There is a lot of controversy around what we might consider what is “bad” versus what is “good.” I want to dissect this medication and go over the most typical side effects, and I will let you be the judge on whether or not this drug is good for you or bad for you.
Some people consider cigarettes to be good, so this is where I’m kinda coming from. I personally have been prescribed this medication so I have some first-hand experience on what or how these side effects begin to manifest.
Loss of Appetite and Compulsive Behaviors
With Adderall being very similar chemically to meth, basically making it legal meth, one of the first side effects most people experience is a loss of appetite. It is not uncommon for people on this medication to begin to rapidly start to lose weight.
Some people get on the medication solely for that reason alone. It definitely works. When I stopped taking Adderall, I gained about 30 pounds in 6 weeks.
Another side effect from daily Adderall use is the manifestation of obsessive-compulsive behaviors, much like what a person would experience on meth.
While I was on Adderall, I had to completely avoid popping zits in the mirror, or else I would end up going down a zit popping rabbit whole, which led to huge sores on my face (I know—gross).
Like I said before, you get to be the judge of what is good and what is bad. This makes this drug look pretty bad in my book. Let’s continue.
Dehydration and High Blood Pressure
Much like methamphetamine and ecstasy, Adderall has a tendency to cause severe dehydration as well as completely taxing your adrenal glands. If you take Adderall daily and are not drinking the maximum level of whatever half your body weight is in ounces of water, well, hopefully, you don’t have to find out about that the hard way what dehydration can do to a body—it can cause pretty severe health issues.

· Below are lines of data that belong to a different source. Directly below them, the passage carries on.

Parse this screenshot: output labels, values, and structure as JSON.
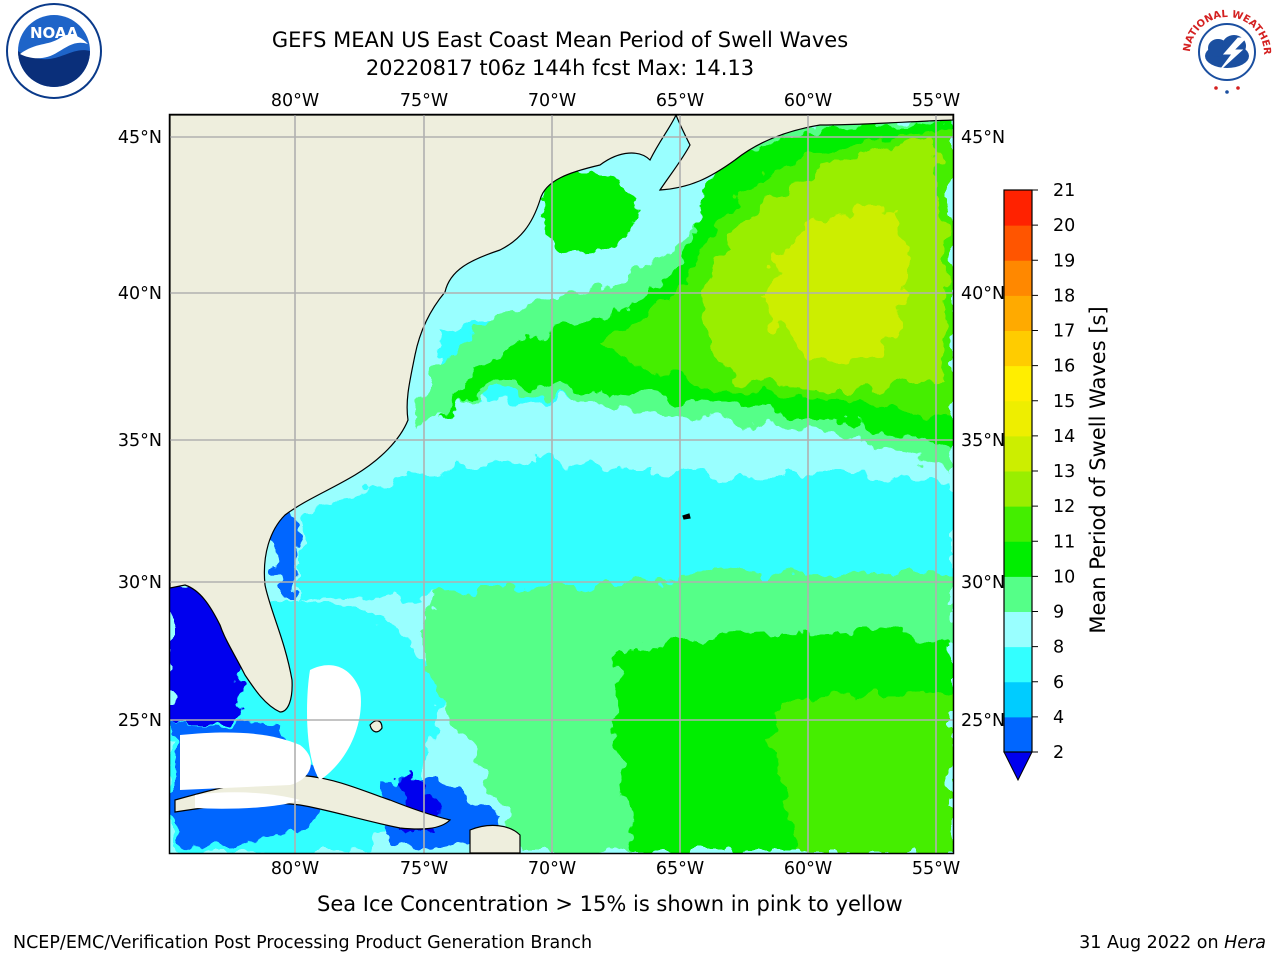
{
  "title": {
    "line1": "GEFS MEAN US East Coast Mean Period of Swell Waves",
    "line2": "20220817 t06z 144h fcst   Max: 14.13"
  },
  "map": {
    "lon_labels": [
      "80°W",
      "75°W",
      "70°W",
      "65°W",
      "60°W",
      "55°W"
    ],
    "lat_labels_left": [
      "45°N",
      "40°N",
      "35°N",
      "30°N",
      "25°N"
    ],
    "lat_labels_right": [
      "45°N",
      "40°N",
      "35°N",
      "30°N",
      "25°N"
    ],
    "land_color": "#eeeedd",
    "grid_color": "#b0b0b0"
  },
  "colorbar": {
    "label": "Mean Period of Swell Waves [s]",
    "ticks": [
      "2",
      "4",
      "6",
      "8",
      "9",
      "10",
      "11",
      "12",
      "13",
      "14",
      "15",
      "16",
      "17",
      "18",
      "19",
      "20",
      "21"
    ],
    "colors": [
      "#0066ff",
      "#00ccff",
      "#33ffff",
      "#99ffff",
      "#55ff88",
      "#00ee00",
      "#44ee00",
      "#99ee00",
      "#ccee00",
      "#eeee00",
      "#ffee00",
      "#ffcc00",
      "#ffaa00",
      "#ff8800",
      "#ff5500",
      "#ff2200"
    ],
    "under_color": "#0000ee"
  },
  "caption": "Sea Ice Concentration > 15% is shown in pink to yellow",
  "footer": {
    "left": "NCEP/EMC/Verification Post Processing Product Generation Branch",
    "date": "31 Aug 2022 on ",
    "host": "Hera"
  },
  "logos": {
    "noaa_text": "NOAA",
    "nws_text": "NATIONAL WEATHER SERVICE"
  }
}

Another common side effect of Adderall is causing a person’s or patient’s blood pressure to get raised through the roof, having a synergistic reaction that will get your adrenal glands involved, giving you high blood pressure and depleted adrenal glands.
Doesn’t sound like fun to me. You will see these side effects become especially bad if you’re taking Adderall daily.
Adderall and Addiction / Recovery
I would like to mention the safety issues around a person in recovery being prescribed this particular medication. Rarely do you find people in recovery who can handle being on Adderall.
It’s not uncommon for an addict on Adderall to fall right back into addiction (if they don’t become addicted to the Adderall itself). People who have never experienced addiction and don’t have Substance Abuse Disorder (as it is defined in the DSM-5) can still get addicted to Adderall.
Usually, people without SAD can stop taking Adderall after they start experiencing negative side effects and/or negative consequences, whereas an addict will not be able to stop until a bottom is hit.
You Have to Decide if Adderall Is Bad for You
So there are definitely unwanted side effects that come with taking Adderall on a regular basis. If I were you, I would not take it every day. Maybe every other day at the most, or even no more than 3 days a week.
That gives your brain and body a chance to recover from the amount of physiological stress that comes with even the lowest dose.